Anyone who’s ever met me knows that I love a good debate argument, so at first glance this post may seem more than a little ironic.

I’m happy to spend ages trying to convince someone that 3% really is better than Stranger Things, or that Rub’s food is so much better than Red’s, but when it comes to things that are fundamentally dividing, like religion or programming languages, I tend to be a lot less argumentative and judgemental.

This has never been truer than over the past few months, where Brexit and Trump have massively divided opinion. I was fairly vocal about Brexit; by Trump I was too disheartened.1

When you’re with a group of people who share the same opinion you can rant together. When you’re on the internet you can rant to your heart’s content with people you completely disagree with.

But what happens when you don’t share the same views as your relatives, or your coworkers, or other people you kind of have to get on with on a regular basis?

The first stage is the mixture of disappointment and disbelief when someone doesn’t share the same view on something really important. It’s the same look I get from people when I tell them I don’t believe in space.2 It’s the same reason Harper Lee’s Go Set A Watchman has terrible reviews.3

The important thing is to push through this stage. You can. It’s your choice.

As obvious as this statement is, it still has to be said: choosing to like someone as a person and choosing to like their political beliefs are two entirely separate things. I’ve met people whose political views are identical to mine and still had a (mutual) personality clash. I’ve also met people who couldn’t be more politically different and loved them. Obviously if you like or dislike everything about a person life is much simpler. Good luck finding that person and having one conversation with them before you get bored.4

There has been lots written about the impact of social media on politics, and how those arguments you have with total strangers on Facebook could in fact be a good thing, because they open up your world, expose you to people who aren’t part of your social circle, and make you think in different ways. (For a real eye opener, try joining Facebook groups that consist of extremely rich people discussing money (think jets and islands) or extremely poor people discussing money (think social benefits and money saving)). I think there’s a certain degree of open mindedness needed to really get anything out of this; it’s not about trying to force people to agree with you but to present a different perspective, and to appreciate where they’re coming from too. Sometimes just exploring other people’s worlds a bit is enough to get a foundation of tolerance and understanding.

Once you’ve got over the shock/grief/total disbelief that someone has a different opinion to you, it’s time to consider where you want to go from here and make some rules for yourself. For example, my rules tend to be based around tolerance and finding common ground. I may drop in occasional comments that skirt around the edges of a controversial topic, but they are usually fairly neutral in and of themselves. I prefer to bring up topics that make people happy or tell short anecdotes. Failing that I will opt for a topic (read: rant) where I’m reasonably confident they will agree with my opinion.5 I tend to only disagree if I believe something is factually incorrect, I feel someone is missing a fact that will influence their opinion, or I believe someone is being personally attacked in some way. You may want to be strong in your opinions and stick to what you believe in, or stay silent, or argue at every possible opportunity – it’s up to you. You need to pick the battles that are important.6

You know that mainstream media is out to manipulate. Whether it’s through shock factors, exaggerations, or downright lies, they’ll say whatever it takes to get eyeballs on screens and newspapers sold. There’s a certain comfort in digesting media which follows a similar political line to your own, but choosing slightly more neutral stories (centre-aligned political publications are better if there’s really nothing more neutral available) or digesting numerous sources in summary form (the general review of all the newspaper headlines, for example) can be an effective approach.

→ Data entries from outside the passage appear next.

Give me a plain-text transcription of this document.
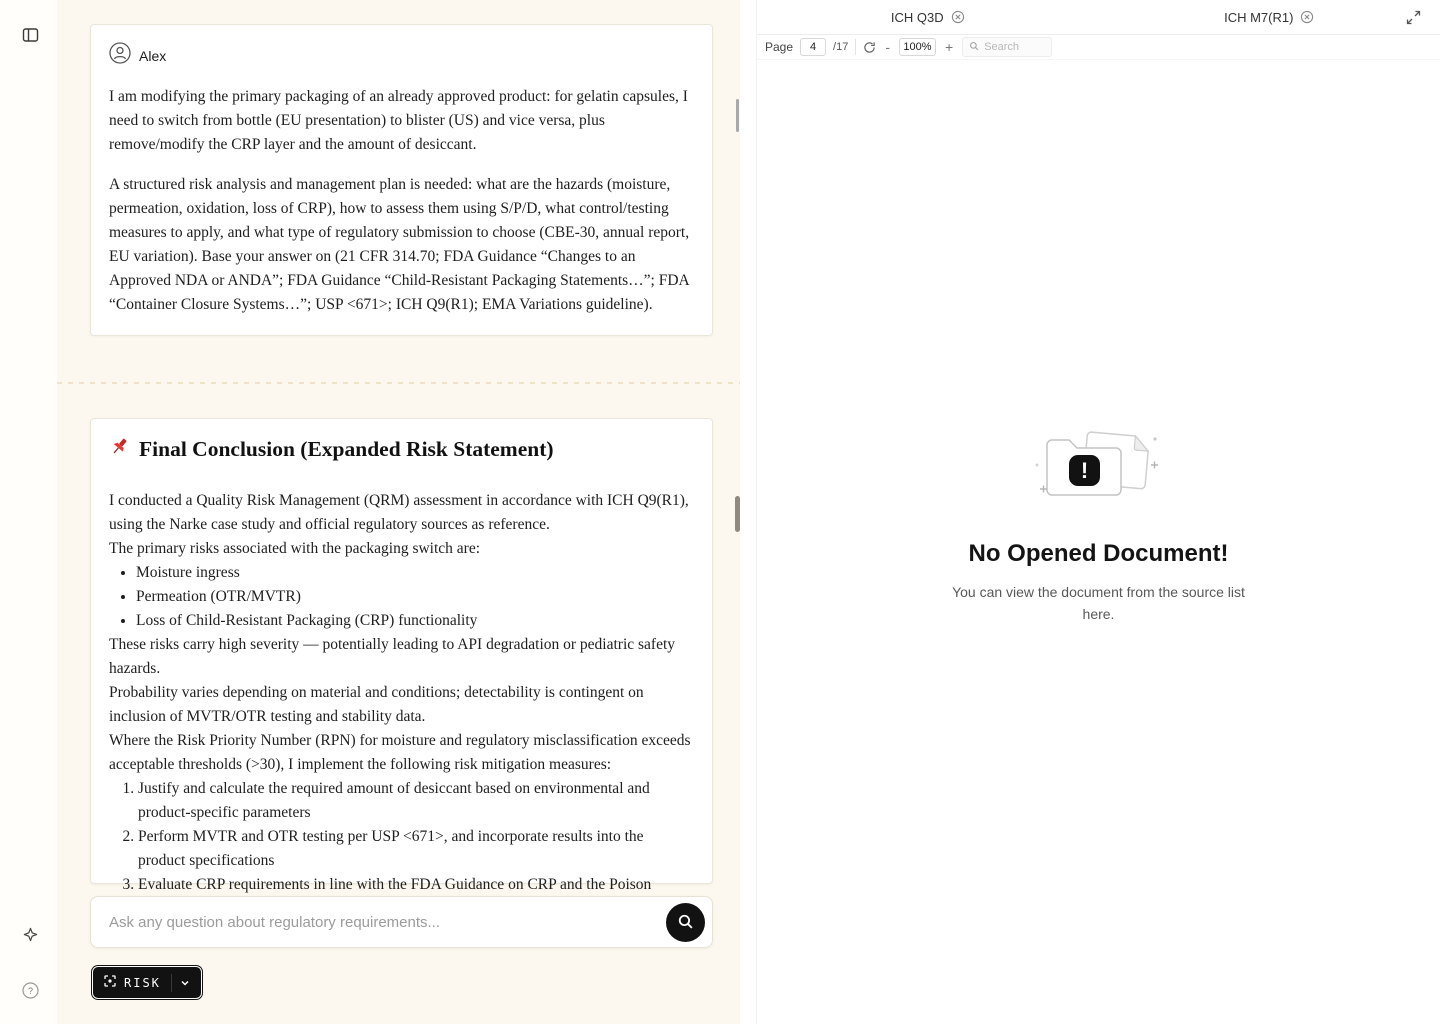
?
Alex

I am modifying the primary packaging of an already approved product: for gelatin capsules, I need to switch from bottle (EU presentation) to blister (US) and vice versa, plus remove/modify the CRP layer and the amount of desiccant.

A structured risk analysis and management plan is needed: what are the hazards (moisture, permeation, oxidation, loss of CRP), how to assess them using S/P/D, what control/testing measures to apply, and what type of regulatory submission to choose (CBE-30, annual report, EU variation). Base your answer on (21 CFR 314.70; FDA Guidance “Changes to an Approved NDA or ANDA”; FDA Guidance “Child-Resistant Packaging Statements…”; FDA “Container Closure Systems…”; USP <671>; ICH Q9(R1); EMA Variations guideline).

Final Conclusion (Expanded Risk Statement)

I conducted a Quality Risk Management (QRM) assessment in accordance with ICH Q9(R1), using the Narke case study and official regulatory sources as reference.

The primary risks associated with the packaging switch are:

• Moisture ingress
• Permeation (OTR/MVTR)
• Loss of Child-Resistant Packaging (CRP) functionality

These risks carry high severity — potentially leading to API degradation or pediatric safety hazards.

Probability varies depending on material and conditions; detectability is contingent on inclusion of MVTR/OTR testing and stability data.

Where the Risk Priority Number (RPN) for moisture and regulatory misclassification exceeds acceptable thresholds (>30), I implement the following risk mitigation measures:

1. Justify and calculate the required amount of desiccant based on environmental and product-specific parameters
2. Perform MVTR and OTR testing per USP <671>, and incorporate results into the product specifications
3. Evaluate CRP requirements in line with the FDA Guidance on CRP and the Poison
Ask any question about regulatory requirements...
RISK
ICH Q3D	ICH M7(R1)
Page
4	/17	-
100%	+
Search
!
No Opened Document!
You can view the document from the source list here.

Ultimately, you win if you keep your temper: staying in control, not rising to any bait, being civil even when you don’t agree with someone’s opinion.

What tips do you have for getting on with people you don’t agree with?

  1. Read: one step away from literally putting my hands over my ears and going “la la la la”.
  2. Trolling or not? You decide.
  3. Never judge a book based on how much you like one character. You’re being manipulated into having an emotional reaction, which is the true art.
  4. Some people hate conflict. I’m not one of those people.
  5. There are a million feminist/non-feminist books by linguists on the topic of women and communication, and I probably hit every stereotype.
  6. Pro tip: Don’t get offended on someone else’s behalf. It’s not worth your energy and it’s condescending to them if they’re not offended anyway.